148, präventive Disziplin als Moral

Ein Schiff mit tausenden Büchern – welches bestimmt den Kurs?

Moral: Eine Gebärde abstrakter Menschlichkeit, gerade wenn sie nur als Handlungsanweisung verstanden wird, hofft man darauf, dass die ihr zugrunde liegende Anweisung für den Angewiesenen menschlich gesinnt ist: Tue das! Tue das nicht! – wird befolgt im Vertrauen, das es allgemein auch gültig ist. All die Imperative, die viele Kinder schon zeitig hören: „Sei artig, bessere dich…“ (ohne zu verstehen) – filtriert die menschliche Beteiligung an Entscheidungszusammenhängen erst heraus, konfrontiert das Subjekt, fordert es zu Handlungs- bzw. Verhaltensentscheidungen –, zwingt das noch schüchtern solitäre Individuum zu präventivem Verhalten, gemäß der ihm gesetzten normativen Struktur einer disziplinierenden Moral zu leben, um sich einzuordnen. Schuldhaft empfundene Bewegungen entstehen an dieser Reibefläche, wenn für das einzelne Subjekt der eigene Lebensbezug darin beschnitten wird oder der normative Kontext vom Subjekt nicht – aus Lebenslagen oder mangelnden Einverständnis heraus – internalisiert werden kann. Auseinandersetzungen, wenn auch im Widerspruch, zeugen vom gelungenen Kontakt der normativ sozialisierenden Gesellschaft mit ihren einzelnen Subjekten. Die soziale Erzeugung von Defiziten am einzelnen Subjekt durch gesellschaftlich eingeforderte Bringepflichten/ Disziplinierungen – also die regulierende Verweigerung von spontanen wie lustorientierten Objektbesetzungen – treibt es desto psychisch tiefer ins gesellschaftliche Labyrinth normativ gesetzter Bestimmungen im Kontext moralischer Forderungen. Das BGB ist ein wortreicher Widerspruch zu den tatsächlich dem Menschen abverlangten Erfahrungen. Der Bürger soll Wort-nehmen, aber ist von seiner Lebens-Sprache abgeschnitten. In der Überwindung des Wassermangels streckt sich die Wurzel tiefer: Du kannst ein freier Mensch sein, aber allgemein definierte Freiheit deckt sich nicht mit konkreten moralischen Umständen subjektiver Freiheitsbedürfnisse. Das Betreten der gesellschaftlich normierten Felder vermittelt den Anwesenden einen Platz in der Recht schaffenden Geisterbahn komplexer Lichtverhältnisse.
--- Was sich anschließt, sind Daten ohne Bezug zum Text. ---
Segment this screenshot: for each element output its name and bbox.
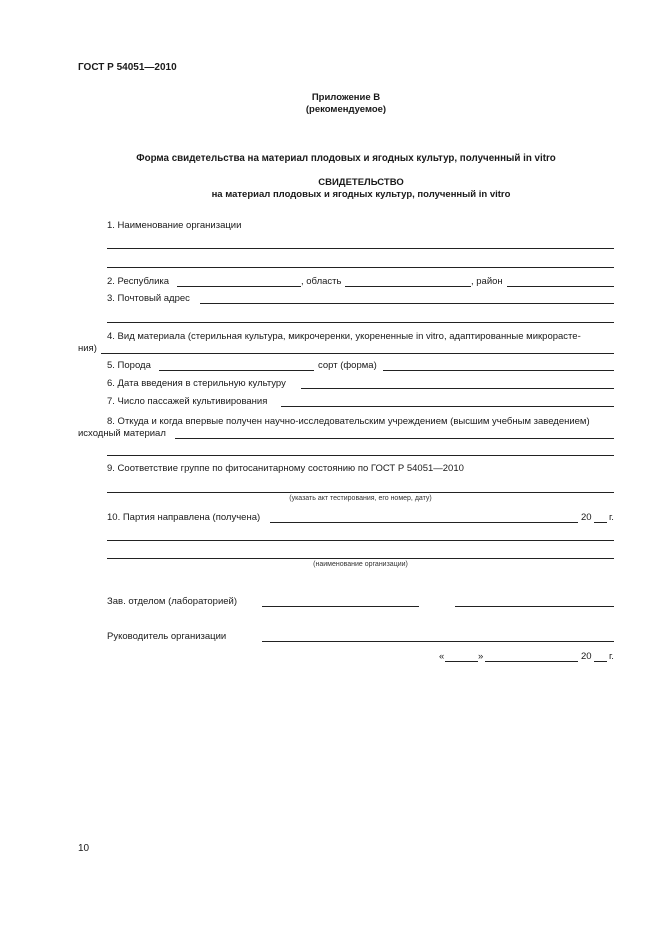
district-label: , район xyxy=(471,276,503,287)
date-day-line[interactable] xyxy=(445,661,478,662)
batch-org-line[interactable] xyxy=(107,540,614,541)
batch-year-suffix: г. xyxy=(609,512,614,523)
head-lab-label: Зав. отделом (лабораторией) xyxy=(107,596,238,607)
field-3-label: 3. Почтовый адрес xyxy=(107,293,190,304)
batch-org-hint: (наименование организации) xyxy=(313,561,408,568)
field-6-label: 6. Дата введения в стерильную культуру xyxy=(107,378,286,389)
certificate-title: СВИДЕТЕЛЬСТВО xyxy=(318,177,404,188)
field-4-label-cont: ния) xyxy=(78,343,97,354)
head-lab-signature-line[interactable] xyxy=(262,606,419,607)
head-lab-name-line[interactable] xyxy=(455,606,614,607)
breed-line[interactable] xyxy=(159,370,314,371)
batch-year-line[interactable] xyxy=(594,522,607,523)
region-line[interactable] xyxy=(345,286,471,287)
field-7-label: 7. Число пассажей культивирования xyxy=(107,396,268,407)
batch-org-line-2[interactable] xyxy=(107,558,614,559)
sort-line[interactable] xyxy=(383,370,614,371)
document-code: ГОСТ Р 54051—2010 xyxy=(78,62,177,73)
source-material-line-2[interactable] xyxy=(107,455,614,456)
phyto-hint: (указать акт тестирования, его номер, дату) xyxy=(289,495,432,502)
page-number: 10 xyxy=(78,843,90,854)
field-1-line-2[interactable] xyxy=(107,267,614,268)
batch-year-prefix: 20 xyxy=(581,512,592,523)
postal-address-line[interactable] xyxy=(200,303,614,304)
region-label: , область xyxy=(301,276,342,287)
date-year-prefix: 20 xyxy=(581,651,592,662)
appendix-title: Приложение В xyxy=(311,92,381,103)
date-quote-open: « xyxy=(439,651,445,662)
date-month-line[interactable] xyxy=(485,661,578,662)
passages-line[interactable] xyxy=(281,406,614,407)
source-material-line[interactable] xyxy=(175,438,614,439)
material-type-line[interactable] xyxy=(101,353,614,354)
certificate-subtitle: на материал плодовых и ягодных культур, полученный in vitro xyxy=(211,189,511,200)
phyto-line[interactable] xyxy=(107,492,614,493)
date-quote-close: » xyxy=(478,651,484,662)
field-4-label: 4. Вид материала (стерильная культура, микрочеренки, укорененные in vitro, адаптированные микрорасте- xyxy=(107,331,581,342)
republic-line[interactable] xyxy=(177,286,301,287)
district-line[interactable] xyxy=(507,286,614,287)
field-5-label: 5. Порода xyxy=(107,360,151,371)
form-title: Форма свидетельства на материал плодовых и ягодных культур, полученный in vitro xyxy=(136,153,556,164)
head-org-label: Руководитель организации xyxy=(107,631,227,642)
date-year-line[interactable] xyxy=(594,661,607,662)
date-year-suffix: г. xyxy=(609,651,614,662)
field-8-label: 8. Откуда и когда впервые получен научно-исследовательским учреждением (высшим учебным заведением) xyxy=(107,416,590,427)
field-1-label: 1. Наименование организации xyxy=(107,220,242,231)
appendix-subtitle: (рекомендуемое) xyxy=(305,104,387,115)
field-2-label: 2. Республика xyxy=(107,276,170,287)
postal-address-line-2[interactable] xyxy=(107,322,614,323)
field-10-label: 10. Партия направлена (получена) xyxy=(107,512,261,523)
sort-label: сорт (форма) xyxy=(318,360,377,371)
field-8-label-cont: исходный материал xyxy=(78,428,166,439)
field-9-label: 9. Соответствие группе по фитосанитарному состоянию по ГОСТ Р 54051—2010 xyxy=(107,463,464,474)
field-1-line[interactable] xyxy=(107,248,614,249)
batch-sent-line[interactable] xyxy=(270,522,578,523)
sterile-date-line[interactable] xyxy=(301,388,614,389)
head-org-signature-line[interactable] xyxy=(262,641,614,642)
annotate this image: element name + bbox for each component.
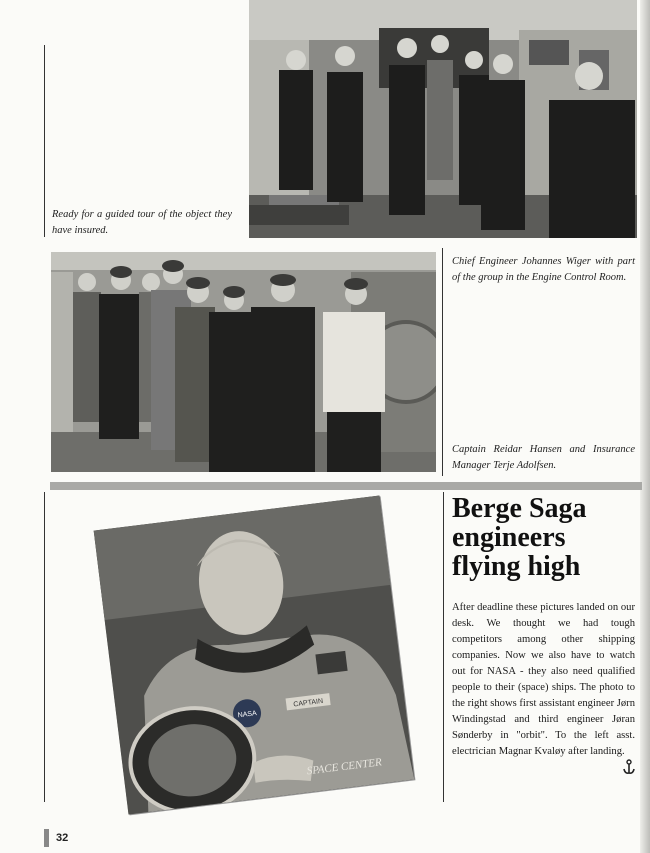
space-center-logo: SPACE CENTER: [306, 756, 383, 778]
section-divider-band: [50, 482, 642, 490]
column-rule-middle: [442, 248, 443, 476]
article-headline: [452, 494, 642, 581]
engine-control-room-illustration: [249, 0, 637, 238]
middle-photo-caption: Chief Engineer Johannes Wiger with part of the group in the Engine Control Room.: [452, 256, 635, 283]
article-body: After deadline these pictures landed on our desk. We thought we had tough competitors among other shipping companies. Now we also have to watch out for NASA - they also need qualified people to their (space) ships. The photo to the right shows first assistant engineer Jørn Windingstad and third engineer Jøran Sønderby in "orbit". To the left asst. electrician Magnar Kvaløy after landing.: [452, 602, 636, 757]
headline-line-2: engineers: [452, 522, 566, 553]
nasa-patch: NASA: [237, 710, 258, 720]
right-photo-caption: Captain Reidar Hansen and Insurance Manager Terje Adolfsen.: [452, 444, 635, 471]
group-hardhats-photo: [51, 252, 436, 472]
group-hardhats-illustration: [51, 252, 436, 472]
column-rule-top: [44, 45, 45, 237]
headline-line-3: flying high: [452, 551, 581, 582]
engine-control-room-photo: [249, 0, 637, 238]
astronaut-illustration: [94, 496, 415, 815]
anchor-icon: [622, 759, 636, 775]
top-photo-caption: Ready for a guided tour of the object they have insured.: [52, 209, 232, 236]
page-edge: [640, 0, 650, 853]
page-number: 32: [44, 829, 68, 847]
column-rule-bottom-left: [44, 492, 45, 802]
name-tag: CAPTAIN: [293, 697, 324, 709]
headline-line-1: Berge Saga: [452, 493, 587, 524]
astronaut-photo: [94, 496, 415, 815]
column-rule-bottom-right: [443, 492, 444, 802]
Moral ist ein Versteck für besonders leidenschaftliche Erfahrungsjunkies oder Terroristen. Im Terror individualisiert sich das Individuum zu Ende – es folgt einer vergötterten Wahrheit als Moral. Es ist nicht trivial, Moral bei sich selbst zu lassen und menschlich, d.h., moralisch zu handeln. Vielleicht besteht die höchste Stufe von Moral darin, Verantwortung für das eigenen Handeln zu übernehmen.

Hinter postulierter Wahrheit verstecken sich Schützengräben millionenfacher Inkonsequenz, Massenmorde. Da wurde die eigene Verantwortung zielführend einer ordnenden Wahrheit übergeben, wie Napalm über Wälder gegossen. Sich selbst als Verursacher und Beteiligter von kommunikativen Situationen – Handlungen – zu erachten, ist der ethische Imperativ.